Closed hughsalimbeni closed 8 years ago
I seem to have made some progress with (1) above by modifying the Node class:
class Node(object):
__slots__ = ['value', 'tapes']
Rnode = ReverseNode
type_mappings = WeakKeyDictionary() # instead of {}
def __init__(self, value, tapes):
self.value = value
self.tapes = WeakKeyDictionary() # instead of {}
for tape in tapes:
new_rnode = self.Rnode(type(self), value)
tape.append(new_rnode)
self.tapes[tape] = new_rnode
but this doesn't fix problem (2)
Thanks for the excellent bug report. Also a helpful tip I learned from your earlier email: lines like print(psutil.virtual_memory().used / 1024**2)
might help us track down the problems.
We had self.tapes
as a WeakKeyDictionary at one point but it broke things when we factored the forward and backward pass to separate functions, c.f. #17. It may be the solution now, especially if the nose tests pass, but we should tread carefully.
I simply call garbage collector after each call.
Wow, this is very timely for me, issue (1) was causing me problems earlier today. The solution I was experimenting with was to adjust the backward pass to pop items off the tape
and the parent_grad_ops
(thus breaking cycle of reference between Node
and ReverseNode
):
while tape: # 2 lines replace "for node in tape[::-1]:"
node = tape.pop()
if node.outgrads:
cur_outgrad = node.sum_outgrads()
assert type(new_node(getval(cur_outgrad))) == node.node_type, \
"Types are {0} and {1}".format(type(new_node(getval(cur_outgrad))), node.node_type)
#for gradfun, parent in node.parent_grad_ops:
while node.parent_grad_ops: # 2 lines replace "for gradfun,parent in node.parent_grad_ops"
gradfun, parent = node.parent_grad_ops.pop()
og = cast_to_node_type(gradfun(cur_outgrad), parent.node_type, parent.node_value)
parent.outgrads.append(og)
return cur_outgrad
but this breaks the jacobian
because it calls backward_pass
multiple times (though this could be fixed by giving backward_pass
an extra cleanup
flag).
I think @hughsalimbeni 's solution is better (it doesn't break jacobian
), but thought I'd mention this alternative.
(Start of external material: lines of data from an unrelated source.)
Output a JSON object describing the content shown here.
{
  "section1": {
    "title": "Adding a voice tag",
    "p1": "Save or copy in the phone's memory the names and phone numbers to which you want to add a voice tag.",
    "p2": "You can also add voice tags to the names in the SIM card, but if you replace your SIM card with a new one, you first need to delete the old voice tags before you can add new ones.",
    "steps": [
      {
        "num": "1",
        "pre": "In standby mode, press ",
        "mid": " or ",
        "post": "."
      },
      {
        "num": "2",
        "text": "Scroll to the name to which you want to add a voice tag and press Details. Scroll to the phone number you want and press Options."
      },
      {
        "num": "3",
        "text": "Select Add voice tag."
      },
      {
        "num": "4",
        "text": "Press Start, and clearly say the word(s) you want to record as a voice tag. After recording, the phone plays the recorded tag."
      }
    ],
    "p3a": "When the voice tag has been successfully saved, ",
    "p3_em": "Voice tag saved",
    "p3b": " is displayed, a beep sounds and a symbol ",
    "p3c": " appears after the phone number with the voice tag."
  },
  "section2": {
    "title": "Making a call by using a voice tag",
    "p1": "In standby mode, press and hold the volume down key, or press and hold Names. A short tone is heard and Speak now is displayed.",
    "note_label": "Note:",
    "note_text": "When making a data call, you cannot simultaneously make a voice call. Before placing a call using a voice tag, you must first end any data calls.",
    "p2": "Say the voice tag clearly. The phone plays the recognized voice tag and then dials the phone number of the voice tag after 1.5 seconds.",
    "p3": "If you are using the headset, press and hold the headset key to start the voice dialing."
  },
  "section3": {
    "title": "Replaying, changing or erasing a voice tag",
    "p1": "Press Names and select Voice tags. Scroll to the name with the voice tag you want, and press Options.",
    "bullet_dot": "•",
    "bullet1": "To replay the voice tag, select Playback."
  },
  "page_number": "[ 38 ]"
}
I've had a look at @jackkamm's solution for issue (2) and also thrown in a extra few weakrefs here and there, but it doesn't appear to make much of a difference. I should add that neither guppy nor gc is seeming to notice the problem
The loopy references (which make the reference-counting garbage collection not work and which require some kind of mark-and-sweep strategy) are probably from the fact that nodes refer to tapes and tapes refer to nodes. The tapes aren't really a necessary data structure in the sense that they amount to a topological sorting of the computation graph (which is already encoded by the nodes pointing to each other), plus maybe a bit of extra bookkeeping (tape.complete
). We might want to get rid of the tapes entirely.
A possible quick fix to try (that I don't see mentioned above) is to make the tapes keep weak references to nodes (as in a weak reference list).
We just did some quick experiments and it seems that calling import gc; gc.collect()
explicitly does seem to prevent prevent memory from building up.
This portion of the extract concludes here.